Mais ne né pas l’horreur: pas une goutte de sang, pas une once de gratuité. Tout ici semble parfaitement maîtrisé, autant dans sa forme que dans son fond. Mais la maîtrise n'étouffe pas les surprises ni le mystère.

Mais qu'est ce qui fait au juste le succès d'un tel film ?

Tout d'abord l'ambiance hautement malsaine et oppressante, qui joue entièrement sur le mystère et les non-dits. On croit tout savoir depuis le début et pourtant Ring a le pouvoir d'amener le spectateur toujours plus loin dans la surprise et les tréfonds sombres (comme un puits) de l'occulte japonais. Les personnages, au même titre que le spectateur, sont comme radioguidés, magnétisés dirons-nous pour coller à l'essence du film, vers la solution de l'énigme. Et pourtant le mystère est pesant, tenace. Hideo Nakata suggère plutôt qu'il n’explique : des images incompréhensibles, presque subliminales, un visage figé, une enfant dont les cheveux hirsutes cachent le visage, une gestuelle dérangeante, un malaise toujours grandissant, la lenteur toute calculée pour que la peur s’insinue lentement dans vos veines jusqu'à l'apothéose de la scène finale. Et le compte à rebours de Reiko Asakawa qui s'égraine prenant fin dans cette superbe métaphore de la vie qu'est la descente au fond du puits.

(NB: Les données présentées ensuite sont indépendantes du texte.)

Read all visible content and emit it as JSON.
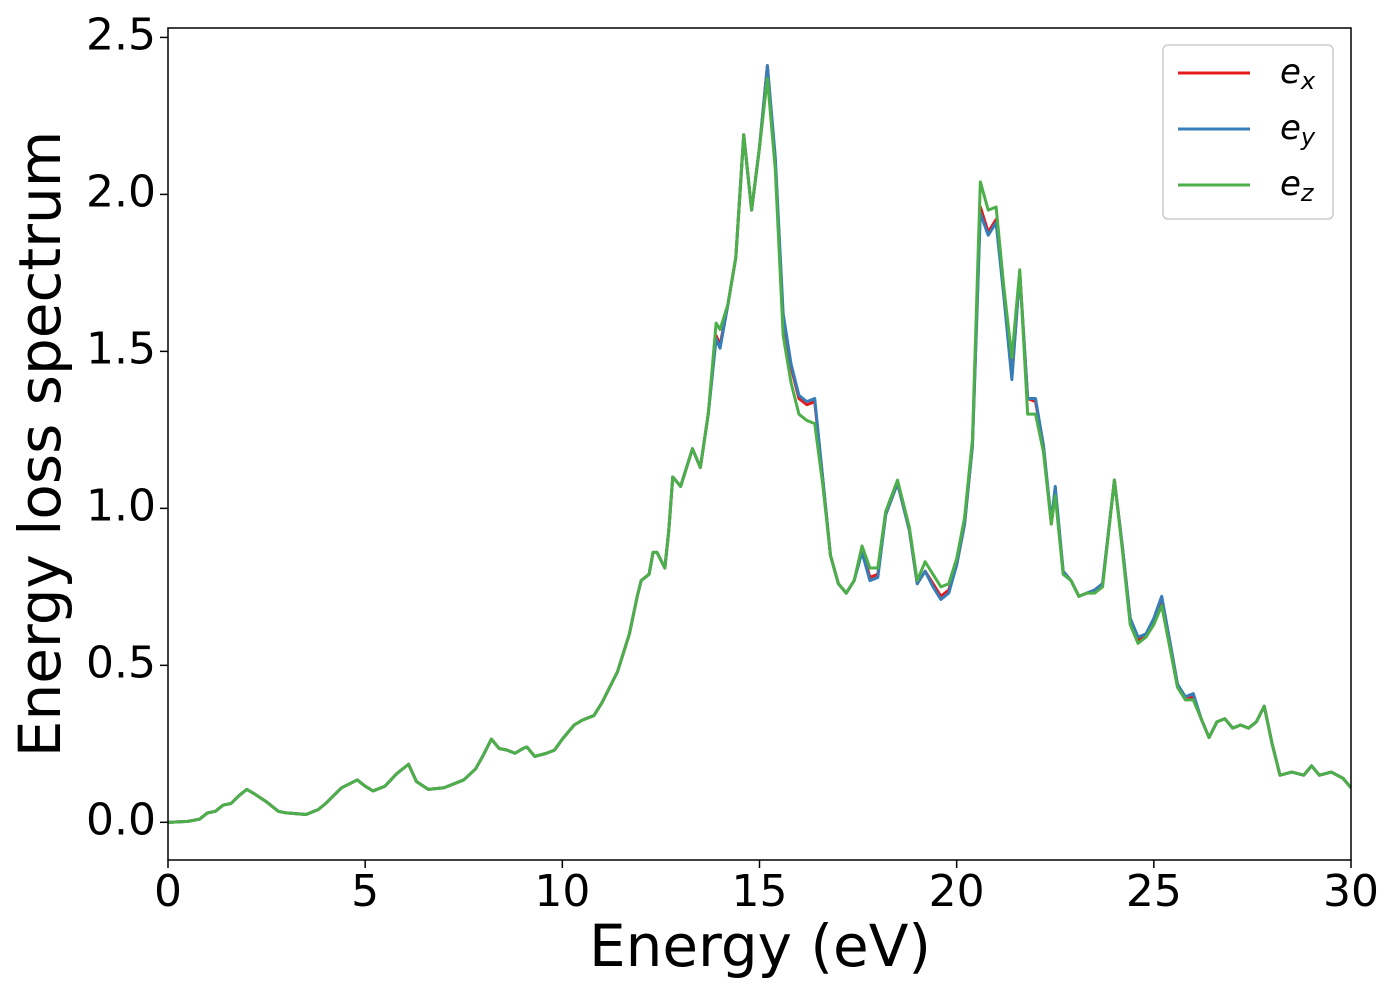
{
  "chart_data": {
    "type": "line",
    "xlabel": "Energy (eV)",
    "ylabel": "Energy loss spectrum",
    "x": [
      0,
      0.5,
      0.8,
      1.0,
      1.2,
      1.4,
      1.6,
      1.8,
      2.0,
      2.2,
      2.5,
      2.8,
      3.0,
      3.5,
      3.8,
      4.0,
      4.4,
      4.8,
      5.0,
      5.2,
      5.5,
      5.8,
      6.1,
      6.3,
      6.6,
      7.0,
      7.5,
      7.8,
      8.0,
      8.2,
      8.4,
      8.6,
      8.8,
      9.0,
      9.1,
      9.3,
      9.6,
      9.8,
      10.0,
      10.3,
      10.5,
      10.8,
      11.0,
      11.2,
      11.4,
      11.7,
      11.9,
      12.0,
      12.2,
      12.3,
      12.4,
      12.6,
      12.7,
      12.8,
      13.0,
      13.2,
      13.3,
      13.5,
      13.7,
      13.9,
      14.0,
      14.2,
      14.4,
      14.6,
      14.8,
      15.0,
      15.2,
      15.4,
      15.6,
      15.8,
      16.0,
      16.2,
      16.4,
      16.6,
      16.8,
      17.0,
      17.2,
      17.4,
      17.6,
      17.8,
      18.0,
      18.2,
      18.5,
      18.8,
      19.0,
      19.2,
      19.4,
      19.6,
      19.8,
      20.0,
      20.2,
      20.4,
      20.6,
      20.8,
      21.0,
      21.2,
      21.4,
      21.6,
      21.8,
      22.0,
      22.2,
      22.4,
      22.5,
      22.7,
      22.9,
      23.1,
      23.3,
      23.5,
      23.7,
      24.0,
      24.2,
      24.4,
      24.6,
      24.8,
      25.0,
      25.2,
      25.4,
      25.6,
      25.8,
      26.0,
      26.2,
      26.4,
      26.6,
      26.8,
      27.0,
      27.2,
      27.4,
      27.6,
      27.8,
      28.0,
      28.2,
      28.5,
      28.8,
      29.0,
      29.2,
      29.5,
      29.8,
      30.0
    ],
    "series": [
      {
        "name": "e_x",
        "color": "#e41a1c",
        "values": [
          0,
          0.003,
          0.01,
          0.03,
          0.035,
          0.055,
          0.06,
          0.085,
          0.105,
          0.09,
          0.065,
          0.035,
          0.03,
          0.025,
          0.04,
          0.06,
          0.11,
          0.135,
          0.115,
          0.1,
          0.115,
          0.155,
          0.185,
          0.13,
          0.105,
          0.11,
          0.135,
          0.17,
          0.215,
          0.265,
          0.235,
          0.23,
          0.22,
          0.235,
          0.24,
          0.21,
          0.22,
          0.23,
          0.265,
          0.31,
          0.325,
          0.34,
          0.38,
          0.43,
          0.48,
          0.6,
          0.72,
          0.77,
          0.79,
          0.86,
          0.86,
          0.81,
          0.93,
          1.1,
          1.07,
          1.15,
          1.19,
          1.13,
          1.3,
          1.55,
          1.52,
          1.65,
          1.8,
          2.19,
          1.95,
          2.15,
          2.41,
          2.1,
          1.6,
          1.45,
          1.35,
          1.33,
          1.34,
          1.1,
          0.85,
          0.76,
          0.73,
          0.77,
          0.87,
          0.78,
          0.79,
          0.98,
          1.08,
          0.93,
          0.76,
          0.8,
          0.76,
          0.72,
          0.74,
          0.82,
          0.95,
          1.2,
          1.96,
          1.88,
          1.92,
          1.68,
          1.42,
          1.75,
          1.35,
          1.34,
          1.2,
          0.95,
          1.06,
          0.8,
          0.77,
          0.72,
          0.73,
          0.74,
          0.76,
          1.09,
          0.88,
          0.65,
          0.58,
          0.6,
          0.64,
          0.71,
          0.58,
          0.44,
          0.39,
          0.4,
          0.33,
          0.27,
          0.32,
          0.33,
          0.3,
          0.31,
          0.3,
          0.32,
          0.37,
          0.25,
          0.15,
          0.16,
          0.15,
          0.18,
          0.15,
          0.16,
          0.14,
          0.11
        ]
      },
      {
        "name": "e_y",
        "color": "#377eb8",
        "values": [
          0,
          0.003,
          0.01,
          0.03,
          0.035,
          0.055,
          0.06,
          0.085,
          0.105,
          0.09,
          0.065,
          0.035,
          0.03,
          0.025,
          0.04,
          0.06,
          0.11,
          0.135,
          0.115,
          0.1,
          0.115,
          0.155,
          0.185,
          0.13,
          0.105,
          0.11,
          0.135,
          0.17,
          0.215,
          0.265,
          0.235,
          0.23,
          0.22,
          0.235,
          0.24,
          0.21,
          0.22,
          0.23,
          0.265,
          0.31,
          0.325,
          0.34,
          0.38,
          0.43,
          0.48,
          0.6,
          0.72,
          0.77,
          0.79,
          0.86,
          0.86,
          0.81,
          0.93,
          1.1,
          1.07,
          1.15,
          1.19,
          1.13,
          1.3,
          1.54,
          1.51,
          1.65,
          1.8,
          2.19,
          1.95,
          2.15,
          2.41,
          2.12,
          1.62,
          1.46,
          1.36,
          1.34,
          1.35,
          1.1,
          0.85,
          0.76,
          0.73,
          0.77,
          0.86,
          0.77,
          0.78,
          0.98,
          1.08,
          0.93,
          0.76,
          0.8,
          0.75,
          0.71,
          0.73,
          0.82,
          0.95,
          1.2,
          1.94,
          1.87,
          1.91,
          1.67,
          1.41,
          1.75,
          1.35,
          1.35,
          1.2,
          0.96,
          1.07,
          0.8,
          0.77,
          0.72,
          0.73,
          0.74,
          0.76,
          1.09,
          0.88,
          0.65,
          0.59,
          0.6,
          0.65,
          0.72,
          0.58,
          0.44,
          0.4,
          0.41,
          0.33,
          0.27,
          0.32,
          0.33,
          0.3,
          0.31,
          0.3,
          0.32,
          0.37,
          0.25,
          0.15,
          0.16,
          0.15,
          0.18,
          0.15,
          0.16,
          0.14,
          0.11
        ]
      },
      {
        "name": "e_z",
        "color": "#4daf4a",
        "values": [
          0,
          0.003,
          0.01,
          0.03,
          0.035,
          0.055,
          0.06,
          0.085,
          0.105,
          0.09,
          0.065,
          0.035,
          0.03,
          0.025,
          0.04,
          0.06,
          0.11,
          0.135,
          0.115,
          0.1,
          0.115,
          0.155,
          0.185,
          0.13,
          0.105,
          0.11,
          0.135,
          0.17,
          0.215,
          0.265,
          0.235,
          0.23,
          0.22,
          0.235,
          0.24,
          0.21,
          0.22,
          0.23,
          0.265,
          0.31,
          0.325,
          0.34,
          0.38,
          0.43,
          0.48,
          0.6,
          0.72,
          0.77,
          0.79,
          0.86,
          0.86,
          0.81,
          0.93,
          1.1,
          1.07,
          1.15,
          1.19,
          1.13,
          1.3,
          1.59,
          1.57,
          1.65,
          1.8,
          2.19,
          1.95,
          2.15,
          2.37,
          2.08,
          1.55,
          1.4,
          1.3,
          1.28,
          1.27,
          1.08,
          0.85,
          0.76,
          0.73,
          0.77,
          0.88,
          0.81,
          0.81,
          0.99,
          1.09,
          0.94,
          0.77,
          0.83,
          0.79,
          0.75,
          0.76,
          0.84,
          0.97,
          1.22,
          2.04,
          1.95,
          1.96,
          1.7,
          1.48,
          1.76,
          1.3,
          1.3,
          1.18,
          0.95,
          1.04,
          0.79,
          0.77,
          0.72,
          0.73,
          0.73,
          0.75,
          1.09,
          0.87,
          0.63,
          0.57,
          0.59,
          0.63,
          0.69,
          0.56,
          0.43,
          0.39,
          0.39,
          0.33,
          0.27,
          0.32,
          0.33,
          0.3,
          0.31,
          0.3,
          0.32,
          0.37,
          0.25,
          0.15,
          0.16,
          0.15,
          0.18,
          0.15,
          0.16,
          0.14,
          0.11
        ]
      }
    ],
    "xlim": [
      0,
      30
    ],
    "xticks": [
      0,
      5,
      10,
      15,
      20,
      25,
      30
    ],
    "ylim": [
      -0.12,
      2.53
    ],
    "yticks": [
      {
        "value": 0,
        "label": "0.0"
      },
      0.5,
      {
        "value": 1,
        "label": "1.0"
      },
      1.5,
      {
        "value": 2,
        "label": "2.0"
      },
      2.5
    ],
    "grid": false,
    "legend": "upper right"
  }
}
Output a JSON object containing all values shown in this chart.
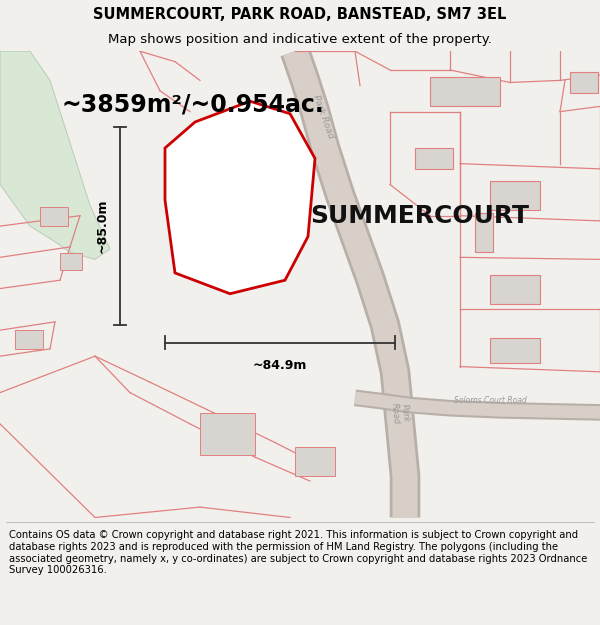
{
  "title_line1": "SUMMERCOURT, PARK ROAD, BANSTEAD, SM7 3EL",
  "title_line2": "Map shows position and indicative extent of the property.",
  "area_text": "~3859m²/~0.954ac.",
  "property_name": "SUMMERCOURT",
  "dim_vertical": "~85.0m",
  "dim_horizontal": "~84.9m",
  "footer_text": "Contains OS data © Crown copyright and database right 2021. This information is subject to Crown copyright and database rights 2023 and is reproduced with the permission of HM Land Registry. The polygons (including the associated geometry, namely x, y co-ordinates) are subject to Crown copyright and database rights 2023 Ordnance Survey 100026316.",
  "bg_color": "#f2f0ec",
  "map_bg": "#f5f3ef",
  "road_color": "#d8d0c8",
  "road_center_color": "#cfc7bf",
  "red_line_color": "#cc0000",
  "pink_line_color": "#e08080",
  "pink_fill_color": "#f5e8e8",
  "green_area_color": "#d8e8d4",
  "grey_building": "#d8d4d0",
  "footer_bg": "#ffffff",
  "title_fontsize": 10.5,
  "subtitle_fontsize": 9.5,
  "area_fontsize": 17,
  "property_name_fontsize": 18,
  "footer_fontsize": 7.2,
  "road_label_color": "#999999",
  "dim_line_color": "#333333"
}
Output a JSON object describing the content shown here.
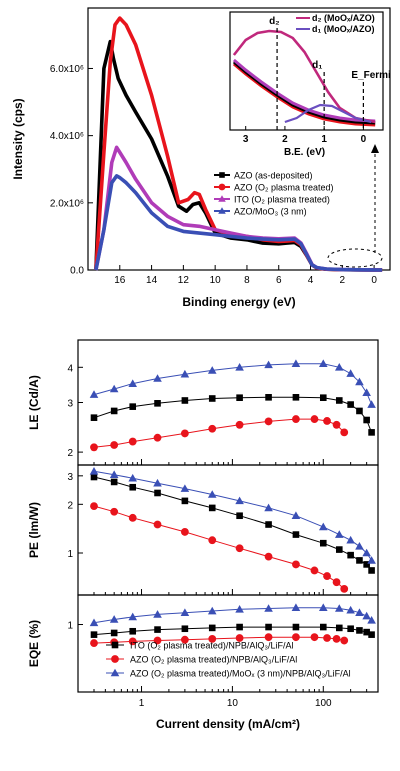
{
  "chart_data": [
    {
      "type": "line",
      "panel": "ups",
      "xlabel": "Binding energy (eV)",
      "ylabel": "Intensity (cps)",
      "xlim": [
        18,
        -1
      ],
      "ylim": [
        0,
        7800000
      ],
      "xticks": [
        16,
        14,
        12,
        10,
        8,
        6,
        4,
        2,
        0
      ],
      "yticks": [
        0,
        2000000,
        4000000,
        6000000
      ],
      "ytick_labels": [
        "0.0",
        "2.0x10⁶",
        "4.0x10⁶",
        "6.0x10⁶"
      ],
      "legend_position": "center-right",
      "series": [
        {
          "name": "AZO (as-deposited)",
          "color": "#000000",
          "marker": "square",
          "x": [
            17.5,
            17.0,
            16.6,
            16.4,
            16.1,
            15.6,
            15.0,
            14.0,
            13.0,
            12.3,
            11.8,
            11.4,
            11.0,
            10.6,
            10.0,
            9.0,
            8.0,
            7.0,
            6.0,
            5.5,
            5.0,
            4.6,
            4.2,
            3.9,
            3.6,
            3.0,
            2.0,
            1.0,
            0.0,
            -0.5
          ],
          "y": [
            0,
            6000000,
            6800000,
            6300000,
            5700000,
            5200000,
            4700000,
            3900000,
            2800000,
            1900000,
            1750000,
            1950000,
            2000000,
            1700000,
            1100000,
            950000,
            900000,
            800000,
            780000,
            800000,
            820000,
            700000,
            400000,
            150000,
            60000,
            25000,
            10000,
            5000,
            2000,
            0
          ]
        },
        {
          "name": "AZO (O₂ plasma treated)",
          "color": "#e8141c",
          "marker": "circle",
          "x": [
            17.5,
            17.0,
            16.6,
            16.3,
            16.0,
            15.6,
            15.0,
            14.0,
            13.0,
            12.3,
            11.7,
            11.3,
            11.0,
            10.6,
            10.0,
            9.0,
            8.0,
            7.0,
            6.0,
            5.5,
            5.0,
            4.6,
            4.2,
            3.9,
            3.6,
            3.0,
            2.0,
            1.0,
            0.0,
            -0.5
          ],
          "y": [
            0,
            3500000,
            6200000,
            7300000,
            7500000,
            7300000,
            6700000,
            5200000,
            3400000,
            2000000,
            2100000,
            2300000,
            2250000,
            1800000,
            1200000,
            1050000,
            1000000,
            900000,
            850000,
            860000,
            880000,
            750000,
            400000,
            150000,
            60000,
            25000,
            10000,
            5000,
            2000,
            0
          ]
        },
        {
          "name": "ITO (O₂ plasma treated)",
          "color": "#b03cb8",
          "marker": "triangle",
          "x": [
            17.5,
            17.0,
            16.5,
            16.2,
            16.0,
            15.6,
            15.0,
            14.0,
            13.0,
            12.0,
            11.0,
            10.0,
            9.0,
            8.0,
            7.0,
            6.0,
            5.0,
            4.6,
            4.2,
            3.9,
            3.6,
            3.0,
            2.0,
            1.0,
            0.0,
            -0.5
          ],
          "y": [
            0,
            1200000,
            3200000,
            3650000,
            3500000,
            3200000,
            2700000,
            2000000,
            1600000,
            1350000,
            1300000,
            1200000,
            1100000,
            1000000,
            950000,
            930000,
            950000,
            800000,
            450000,
            160000,
            70000,
            30000,
            12000,
            6000,
            2000,
            0
          ]
        },
        {
          "name": "AZO/MoO₃ (3 nm)",
          "color": "#3a4fb5",
          "marker": "triangle",
          "x": [
            17.5,
            17.0,
            16.5,
            16.2,
            16.0,
            15.6,
            15.0,
            14.0,
            13.0,
            12.0,
            11.0,
            10.0,
            9.0,
            8.0,
            7.0,
            6.0,
            5.0,
            4.6,
            4.2,
            3.9,
            3.6,
            3.0,
            2.0,
            1.0,
            0.0,
            -0.5
          ],
          "y": [
            0,
            1200000,
            2600000,
            2800000,
            2750000,
            2600000,
            2300000,
            1700000,
            1300000,
            1150000,
            1100000,
            1050000,
            1000000,
            950000,
            920000,
            900000,
            920000,
            780000,
            420000,
            150000,
            70000,
            30000,
            12000,
            6000,
            2000,
            0
          ]
        }
      ],
      "inset": {
        "xlabel": "B.E. (eV)",
        "xlim": [
          3.4,
          -0.5
        ],
        "xticks": [
          3,
          2,
          1,
          0
        ],
        "annotations": [
          "d₂",
          "d₁",
          "E_Fermi"
        ],
        "legend": [
          "d₂ (MoOₓ/AZO)",
          "d₁ (MoOₓ/AZO)"
        ],
        "legend_colors": [
          "#c0287c",
          "#6a4fc0"
        ],
        "markers": [
          {
            "label": "d₂",
            "x": 2.2
          },
          {
            "label": "d₁",
            "x": 1.0
          },
          {
            "label": "E_Fermi",
            "x": 0.0
          }
        ]
      }
    },
    {
      "type": "line",
      "panel": "LE",
      "ylabel": "LE (Cd/A)",
      "xscale": "log",
      "yscale": "log",
      "xlim": [
        0.2,
        400
      ],
      "ylim": [
        1.8,
        5.0
      ],
      "yticks": [
        2,
        3,
        4
      ],
      "series": [
        {
          "name": "ITO (O₂ plasma treated)/NPB/AlQ₃/LiF/Al",
          "color": "#000000",
          "marker": "square",
          "x": [
            0.3,
            0.5,
            0.8,
            1.5,
            3,
            6,
            12,
            25,
            50,
            100,
            150,
            200,
            250,
            300,
            340
          ],
          "y": [
            2.65,
            2.8,
            2.9,
            2.98,
            3.05,
            3.1,
            3.12,
            3.13,
            3.13,
            3.12,
            3.05,
            2.95,
            2.8,
            2.6,
            2.35
          ]
        },
        {
          "name": "AZO (O₂ plasma treated)/NPB/AlQ₃/LiF/Al",
          "color": "#e8141c",
          "marker": "circle",
          "x": [
            0.3,
            0.5,
            0.8,
            1.5,
            3,
            6,
            12,
            25,
            50,
            80,
            110,
            140,
            170
          ],
          "y": [
            2.08,
            2.12,
            2.18,
            2.25,
            2.33,
            2.42,
            2.5,
            2.57,
            2.62,
            2.62,
            2.58,
            2.5,
            2.35
          ]
        },
        {
          "name": "AZO (O₂ plasma treated)/MoOₓ (3 nm)/NPB/AlQ₃/LiF/Al",
          "color": "#3a4fb5",
          "marker": "triangle",
          "x": [
            0.3,
            0.5,
            0.8,
            1.5,
            3,
            6,
            12,
            25,
            50,
            100,
            150,
            200,
            250,
            300,
            340
          ],
          "y": [
            3.2,
            3.35,
            3.5,
            3.65,
            3.78,
            3.9,
            4.0,
            4.08,
            4.12,
            4.12,
            4.0,
            3.8,
            3.55,
            3.25,
            2.95
          ]
        }
      ]
    },
    {
      "type": "line",
      "panel": "PE",
      "ylabel": "PE (lm/W)",
      "xscale": "log",
      "yscale": "log",
      "xlim": [
        0.2,
        400
      ],
      "ylim": [
        0.55,
        3.5
      ],
      "yticks": [
        1,
        2,
        3
      ],
      "series": [
        {
          "name": "ITO (O₂ plasma treated)/NPB/AlQ₃/LiF/Al",
          "color": "#000000",
          "marker": "square",
          "x": [
            0.3,
            0.5,
            0.8,
            1.5,
            3,
            6,
            12,
            25,
            50,
            100,
            150,
            200,
            250,
            300,
            340
          ],
          "y": [
            2.95,
            2.75,
            2.55,
            2.35,
            2.1,
            1.9,
            1.7,
            1.5,
            1.3,
            1.15,
            1.05,
            0.97,
            0.9,
            0.85,
            0.78
          ]
        },
        {
          "name": "AZO (O₂ plasma treated)/NPB/AlQ₃/LiF/Al",
          "color": "#e8141c",
          "marker": "circle",
          "x": [
            0.3,
            0.5,
            0.8,
            1.5,
            3,
            6,
            12,
            25,
            50,
            80,
            110,
            140,
            170
          ],
          "y": [
            1.95,
            1.8,
            1.65,
            1.5,
            1.35,
            1.2,
            1.07,
            0.95,
            0.85,
            0.78,
            0.72,
            0.66,
            0.6
          ]
        },
        {
          "name": "AZO (O₂ plasma treated)/MoOₓ (3 nm)/NPB/AlQ₃/LiF/Al",
          "color": "#3a4fb5",
          "marker": "triangle",
          "x": [
            0.3,
            0.5,
            0.8,
            1.5,
            3,
            6,
            12,
            25,
            50,
            100,
            150,
            200,
            250,
            300,
            340
          ],
          "y": [
            3.2,
            3.05,
            2.9,
            2.7,
            2.5,
            2.3,
            2.1,
            1.9,
            1.7,
            1.45,
            1.3,
            1.2,
            1.1,
            1.0,
            0.9
          ]
        }
      ]
    },
    {
      "type": "line",
      "panel": "EQE",
      "ylabel": "EQE (%)",
      "xlabel": "Current density (mA/cm²)",
      "xscale": "log",
      "xlim": [
        0.2,
        400
      ],
      "ylim": [
        0.2,
        1.35
      ],
      "yticks": [
        1
      ],
      "xticks": [
        1,
        10,
        100
      ],
      "legend_position": "lower-right",
      "series": [
        {
          "name": "ITO (O₂ plasma treated)/NPB/AlQ₃/LiF/Al",
          "color": "#000000",
          "marker": "square",
          "x": [
            0.3,
            0.5,
            0.8,
            1.5,
            3,
            6,
            12,
            25,
            50,
            100,
            150,
            200,
            250,
            300,
            340
          ],
          "y": [
            0.88,
            0.9,
            0.92,
            0.94,
            0.95,
            0.96,
            0.97,
            0.97,
            0.97,
            0.97,
            0.96,
            0.95,
            0.93,
            0.91,
            0.88
          ]
        },
        {
          "name": "AZO (O₂ plasma treated)/NPB/AlQ₃/LiF/Al",
          "color": "#e8141c",
          "marker": "circle",
          "x": [
            0.3,
            0.5,
            0.8,
            1.5,
            3,
            6,
            12,
            25,
            50,
            80,
            110,
            140,
            170
          ],
          "y": [
            0.78,
            0.79,
            0.8,
            0.81,
            0.82,
            0.83,
            0.84,
            0.85,
            0.85,
            0.85,
            0.84,
            0.83,
            0.81
          ]
        },
        {
          "name": "AZO (O₂ plasma treated)/MoOₓ (3 nm)/NPB/AlQ₃/LiF/Al",
          "color": "#3a4fb5",
          "marker": "triangle",
          "x": [
            0.3,
            0.5,
            0.8,
            1.5,
            3,
            6,
            12,
            25,
            50,
            100,
            150,
            200,
            250,
            300,
            340
          ],
          "y": [
            1.02,
            1.06,
            1.09,
            1.12,
            1.14,
            1.16,
            1.18,
            1.19,
            1.2,
            1.2,
            1.19,
            1.17,
            1.14,
            1.1,
            1.05
          ]
        }
      ]
    }
  ]
}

Film à l'ambiance unique, Ring s'appuie sur un soin du cadre dont le sens devient science. Nakata surencadre ses personnages pour les enfermer dans un espace exigu et étouffant. La profondeur de champs devient alors propice à la paranoïa, Mais l'écran, fenêtre sur notre propre image, devient un passage ouvert sur un autre monde. Le dernier plan du film résume la situation: le ciel, rongé par une progression maléfique, annonce une fatalité incontournable.

Ring est bien un film fantastique mais pas un film d’horreur, tout juste un film d’épouvante. Il adopte nettement un détachement vit à vis de l'horreur visuelle, préférant la suggérer plutôt que la montrer. Des cadavres, il y en a certes, mais qui dégagent une terreur innommable seulement par l'expression terrifiée de leur visage. Il n’y a pas de maquillage abominable ni de sang et il ne peut pas y en avoir : le sang est considéré comme impure dans la religion Shinto et les personnes ayant un contact avec le sang doivent se purifier avec de l’eau sous peine de malédiction.

L'angoisse, Nakata la nourrit au moyen d'une lenteur presque palpable. Une simplicité qui se retrouve jusque dans les personnages, relativement superficiels et parfois bizarrement peu expressifs.
Ring s'attache constamment à l'histoire, même si le script de Takahashi Hiroshi prend un tour un peu différent du roman. Nakata remplace les deux vieux amis de l'Université par un couple séparé et ajoutant ainsi à chaque scène une tension dans les relations entre les deux protagonistes. C’est l’évocation d’un aspect particulier de notre temps, un constat de la dégénérescence du symbole familiale.

L’image qui, sans doute, exprime au mieux le message de Ring, la morale de cette histoire de fantôme, est celle de l’œil de Sadako. Cet être ne daigne ouvrir les yeux que pour juger et exécuter. Son regard tue. Ce personnage étrange, sortant tout droit d’une légende Shinto, se présente devant la société contemporaine et la juge. Le passé a mit en route le processus de contamination. Quel en sera le résultat ? Un renouveau ou une simple extinction. 

Hideo Nakata réalise avec Ring un hommage à sa culture en puisant dans l’art pictural japonais. Il accomplit un véritable exercice de style en épousant la mise en scène d’un film fantomatique classique. Ring offre à notre regard une imprégnation, une acceptation d’un monde dans l’autre plutôt que l’écrasement d’un univers sous l’autre. Ce récit déroutant confronte le kami à une société neuve, à une modernité. Le résultat en est la naissance d’une contamination mondiale, une peur que l’on ne peut oublier. Une omniprésence du passé qui revient nous hanter comme un fantôme dans la nuit.